I first met Berry 11 years ago, when I began library school at Pratt Institute. He was my first professor in the program, teaching the core Introduction to the Information Professions course. As someone who had just committed to a career shift, moving into libraries from bookselling, I remember feeling overwhelmed that there existed such an expansive field and I struggled to catch up with the acronyms and shorthand, having never actually worked in a library before.

Some of the students in my program complained privately about the old guy who went on and on in class telling stories about his career and all the people he knew. But for me, that’s what I prized most about the course. John Berry made librarianship come alive. It wasn’t just about organizing information—there was a rich and troubled history to the profession that John brought to the fore, and I can honestly say that his class has shaped my development as a librarian more than any other. Berry told the story of librarianship as a battleground for societal issues like privatization and the public good, and he demonstrated what it looked like to take a stance as a professional.

Prof. Berry introduced me to Jesse Shera and E.J. Josey, Miriam Braverman and Jessamyn West. I learned about SRRT, Progressive Librarians Guild, and Library Juice (the blog, before there was a Press).

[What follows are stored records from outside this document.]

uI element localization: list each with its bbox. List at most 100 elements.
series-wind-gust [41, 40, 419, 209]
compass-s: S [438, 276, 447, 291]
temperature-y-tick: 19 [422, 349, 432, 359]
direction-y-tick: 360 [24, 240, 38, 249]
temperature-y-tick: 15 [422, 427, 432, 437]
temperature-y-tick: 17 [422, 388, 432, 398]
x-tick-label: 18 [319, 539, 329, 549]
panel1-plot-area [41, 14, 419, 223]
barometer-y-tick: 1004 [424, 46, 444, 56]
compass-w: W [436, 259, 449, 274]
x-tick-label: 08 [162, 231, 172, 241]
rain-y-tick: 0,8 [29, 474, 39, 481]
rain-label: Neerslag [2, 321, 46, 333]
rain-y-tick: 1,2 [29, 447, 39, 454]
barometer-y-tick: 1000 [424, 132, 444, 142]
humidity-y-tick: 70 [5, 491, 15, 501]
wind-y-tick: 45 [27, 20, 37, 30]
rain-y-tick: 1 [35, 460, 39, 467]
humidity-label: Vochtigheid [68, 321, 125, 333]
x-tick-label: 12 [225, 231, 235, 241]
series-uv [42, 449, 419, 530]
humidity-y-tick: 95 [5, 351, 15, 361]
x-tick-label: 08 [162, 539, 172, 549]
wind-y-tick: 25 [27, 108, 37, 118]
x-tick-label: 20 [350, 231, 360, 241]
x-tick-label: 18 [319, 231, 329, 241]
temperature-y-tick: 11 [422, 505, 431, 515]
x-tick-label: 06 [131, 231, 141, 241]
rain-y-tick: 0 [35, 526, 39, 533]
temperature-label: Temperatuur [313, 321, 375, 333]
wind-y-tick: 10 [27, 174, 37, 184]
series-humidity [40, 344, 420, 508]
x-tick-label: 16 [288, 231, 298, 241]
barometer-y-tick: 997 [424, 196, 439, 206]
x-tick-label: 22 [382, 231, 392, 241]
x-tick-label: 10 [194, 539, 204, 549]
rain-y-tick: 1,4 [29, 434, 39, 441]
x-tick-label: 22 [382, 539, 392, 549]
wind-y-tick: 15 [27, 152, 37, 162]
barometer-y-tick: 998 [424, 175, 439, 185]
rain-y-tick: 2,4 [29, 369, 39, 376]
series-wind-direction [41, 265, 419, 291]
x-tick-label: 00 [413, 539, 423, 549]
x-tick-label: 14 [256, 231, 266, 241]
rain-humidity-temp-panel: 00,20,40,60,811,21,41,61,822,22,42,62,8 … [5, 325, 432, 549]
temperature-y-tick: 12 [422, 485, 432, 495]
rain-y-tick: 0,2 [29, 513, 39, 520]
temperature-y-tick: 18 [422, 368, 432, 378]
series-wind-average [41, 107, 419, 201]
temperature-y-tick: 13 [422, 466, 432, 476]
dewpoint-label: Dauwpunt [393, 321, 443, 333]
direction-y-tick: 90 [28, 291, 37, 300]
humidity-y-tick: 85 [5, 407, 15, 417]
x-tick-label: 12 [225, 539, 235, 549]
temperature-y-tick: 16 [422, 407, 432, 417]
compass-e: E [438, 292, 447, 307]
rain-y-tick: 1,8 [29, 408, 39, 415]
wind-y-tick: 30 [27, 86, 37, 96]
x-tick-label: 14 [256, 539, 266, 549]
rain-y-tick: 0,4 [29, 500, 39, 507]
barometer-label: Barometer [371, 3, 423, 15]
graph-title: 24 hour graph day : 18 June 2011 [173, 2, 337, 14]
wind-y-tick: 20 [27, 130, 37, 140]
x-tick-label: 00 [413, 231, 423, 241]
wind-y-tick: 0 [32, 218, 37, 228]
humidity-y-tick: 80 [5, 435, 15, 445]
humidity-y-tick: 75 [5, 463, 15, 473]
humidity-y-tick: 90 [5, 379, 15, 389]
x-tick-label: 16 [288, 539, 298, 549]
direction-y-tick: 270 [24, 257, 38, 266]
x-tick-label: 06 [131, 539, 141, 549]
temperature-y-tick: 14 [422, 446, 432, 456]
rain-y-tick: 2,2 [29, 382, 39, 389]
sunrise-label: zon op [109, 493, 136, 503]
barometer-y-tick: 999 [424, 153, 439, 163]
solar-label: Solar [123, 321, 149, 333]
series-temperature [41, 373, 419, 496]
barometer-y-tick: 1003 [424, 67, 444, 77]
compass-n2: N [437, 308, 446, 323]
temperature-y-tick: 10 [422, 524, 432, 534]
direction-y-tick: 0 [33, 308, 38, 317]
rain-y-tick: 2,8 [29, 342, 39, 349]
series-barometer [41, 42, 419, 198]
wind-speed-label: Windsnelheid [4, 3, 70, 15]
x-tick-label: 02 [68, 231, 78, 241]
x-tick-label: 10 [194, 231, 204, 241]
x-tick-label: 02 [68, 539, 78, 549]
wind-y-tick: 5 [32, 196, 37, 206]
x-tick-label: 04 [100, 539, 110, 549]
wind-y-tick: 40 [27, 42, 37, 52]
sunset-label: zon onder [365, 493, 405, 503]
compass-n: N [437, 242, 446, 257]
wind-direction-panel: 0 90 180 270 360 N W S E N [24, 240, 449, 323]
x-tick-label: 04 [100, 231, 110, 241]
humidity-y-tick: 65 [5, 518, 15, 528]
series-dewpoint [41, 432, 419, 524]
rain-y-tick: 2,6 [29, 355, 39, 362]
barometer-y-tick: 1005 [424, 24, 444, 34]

It was through Berry that I first learned about segregated public libraries in the South, and racial discrimination at the Library of Congress. It was Berry who taught me about the bitter fights at ALA during the Vietnam years, as he posed the question to us: should a library professional organization take a political position on issues that are “not related to libraries?”

He used to rattle off issues that had gripped the profession, like faculty status for academic librarians (do they still care about that? he wondered) and demand vs. quality in public library collections. He brought in guest speakers each week to talk to our small group: I remember Nora Rawlinson talked about the battle over “Give ‘em what they want”; Mitch Freedman introduced us to library automation and Sandy Berman’s radical cataloging; James Neal came and was (politely) grilled about the “feral librarian” piece; Nancy Roderer visited from Johns Hopkins, which had recently introduced a new “informationist” model of library work. For Berry, librarianship was made up of of the issues it confronted, and I am grateful to have had this framing of the profession from the outset.

Later, I took a second class with John, on professional writing. As a student, I didn’t always make good curricular choices, but I knew that when a person with +50 years experience as an editor is offering a class on writing you take it. I wasn’t wrong.

Nobody’s perfect, and my experience is by no means universal. But whenever I hear someone complain, “why isn’t this taught in library school?” I can usually counter that it was, for me—by John Berry, III.